A London rider pulled a data heist on himself: he used a GDPR request (the law that lets you ask companies for your info) and fed three years of Lime bike trips into Claude. The AI mapped his life with eerie accuracy — home, job changes, gym routine, brunch spot, even a Tuesday lunchtime appointment — and revealed Lime’s marketing label for him: Diamond, top 1% “Ultra Emerald” commuter. Cue the comments lighting up.
The loudest reaction? Sticker shock. One user gasped, “£3k on bike hire?!” while others did back-of-the-napkin math and argued it’s cheaper than owning a car in London and nearly as fast as the Tube when it rains. Privacy hawks went full side-eye: if a bike rental can reconstruct your life, what can your phone do? The fatalistic comeback crowd shrugged: “everything is a data company.”
Meanwhile, the fun-police lost to the meme brigade. People crowned him “Diamond Hands Commuter,” joked that “Ultra Emerald” sounds like a video game rank, and turned his dog-poop-in-the-basket saga into canon lore for why he briefly tried a rival app. The vibe: equal parts wow, creepy, lol, same, and wait, am I paying rent to a bike?
Key Points
- •The author obtained a full personal data export from Lime and analyzed it with Claude.

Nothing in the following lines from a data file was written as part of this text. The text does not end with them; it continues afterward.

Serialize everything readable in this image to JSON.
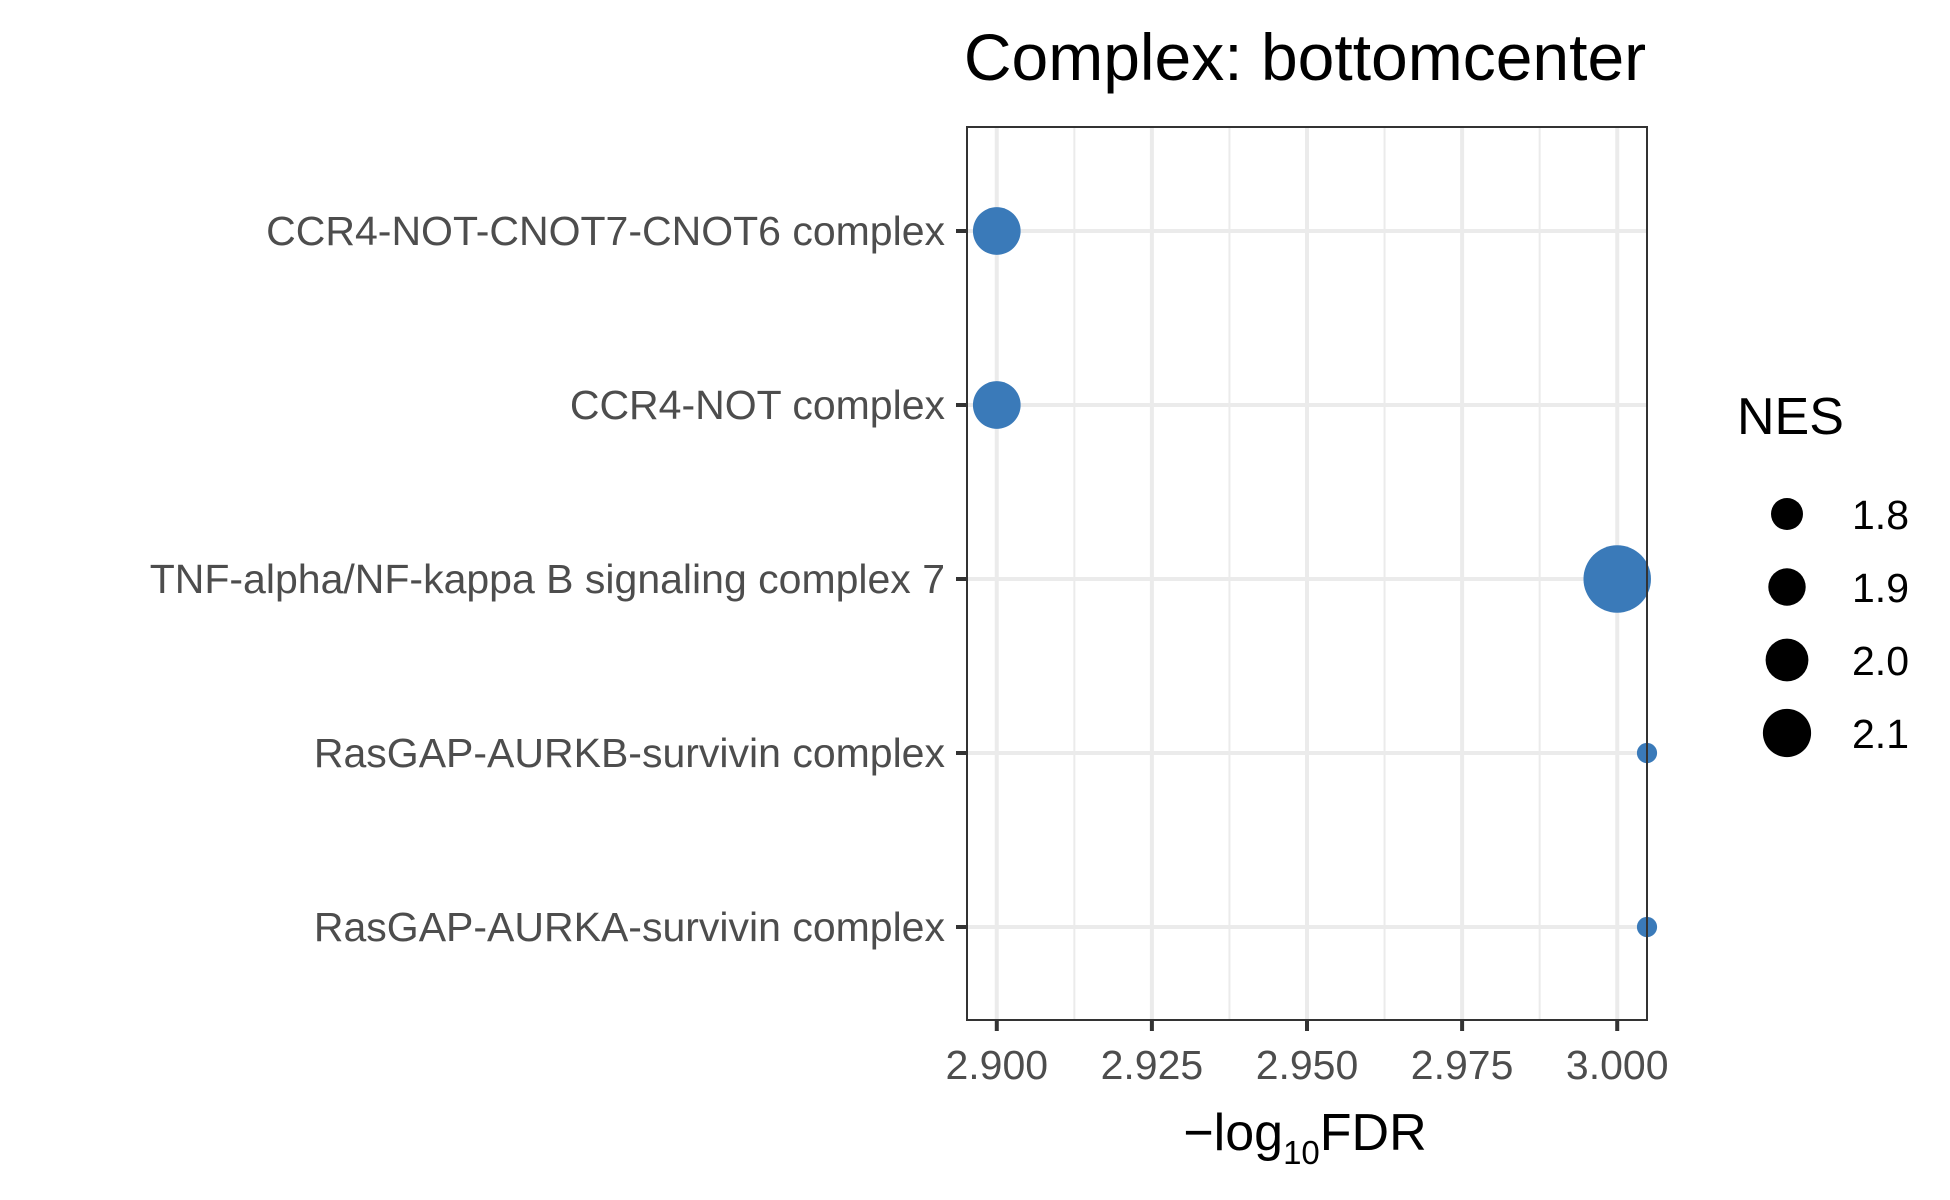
{
  "chart_data": {
    "type": "scatter",
    "title": "Complex: bottomcenter",
    "xlabel": {
      "prefix": "−log",
      "subscript": "10",
      "suffix": "FDR"
    },
    "ylabel": "",
    "xlim": [
      2.8952,
      3.0048
    ],
    "xticks": [
      2.9,
      2.925,
      2.95,
      2.975,
      3.0
    ],
    "xtick_labels": [
      "2.900",
      "2.925",
      "2.950",
      "2.975",
      "3.000"
    ],
    "categories": [
      "CCR4-NOT-CNOT7-CNOT6 complex",
      "CCR4-NOT complex",
      "TNF-alpha/NF-kappa B signaling complex 7",
      "RasGAP-AURKB-survivin complex",
      "RasGAP-AURKA-survivin complex"
    ],
    "points": [
      {
        "category": "CCR4-NOT-CNOT7-CNOT6 complex",
        "x": 2.9,
        "nes": 1.97
      },
      {
        "category": "CCR4-NOT complex",
        "x": 2.9,
        "nes": 1.97
      },
      {
        "category": "TNF-alpha/NF-kappa B signaling complex 7",
        "x": 3.0,
        "nes": 2.15
      },
      {
        "category": "RasGAP-AURKB-survivin complex",
        "x": 3.0048,
        "nes": 1.72
      },
      {
        "category": "RasGAP-AURKA-survivin complex",
        "x": 3.0048,
        "nes": 1.72
      }
    ],
    "point_color": "#3a7ab9",
    "grid": true,
    "legend": {
      "title": "NES",
      "position": "right",
      "entries": [
        {
          "label": "1.8",
          "value": 1.8
        },
        {
          "label": "1.9",
          "value": 1.9
        },
        {
          "label": "2.0",
          "value": 2.0
        },
        {
          "label": "2.1",
          "value": 2.1
        }
      ],
      "color": "#000000"
    }
  }
}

- •The archive contained trip histories, app event logs, payment records, user profile data, CRM marketing segmentation, and identity verification files.
- •CRM labels identified the user as a top-tier, high-frequency, high-value weekday commuter.
- •Mapping and dashboards of rides over three years revealed routine routes, spending patterns, and a switch to a different bike app at a specific time.
- •Geospatial analysis inferred home and work locations, move and job-change timing, and recurring points of interest such as a gym and brunch spot.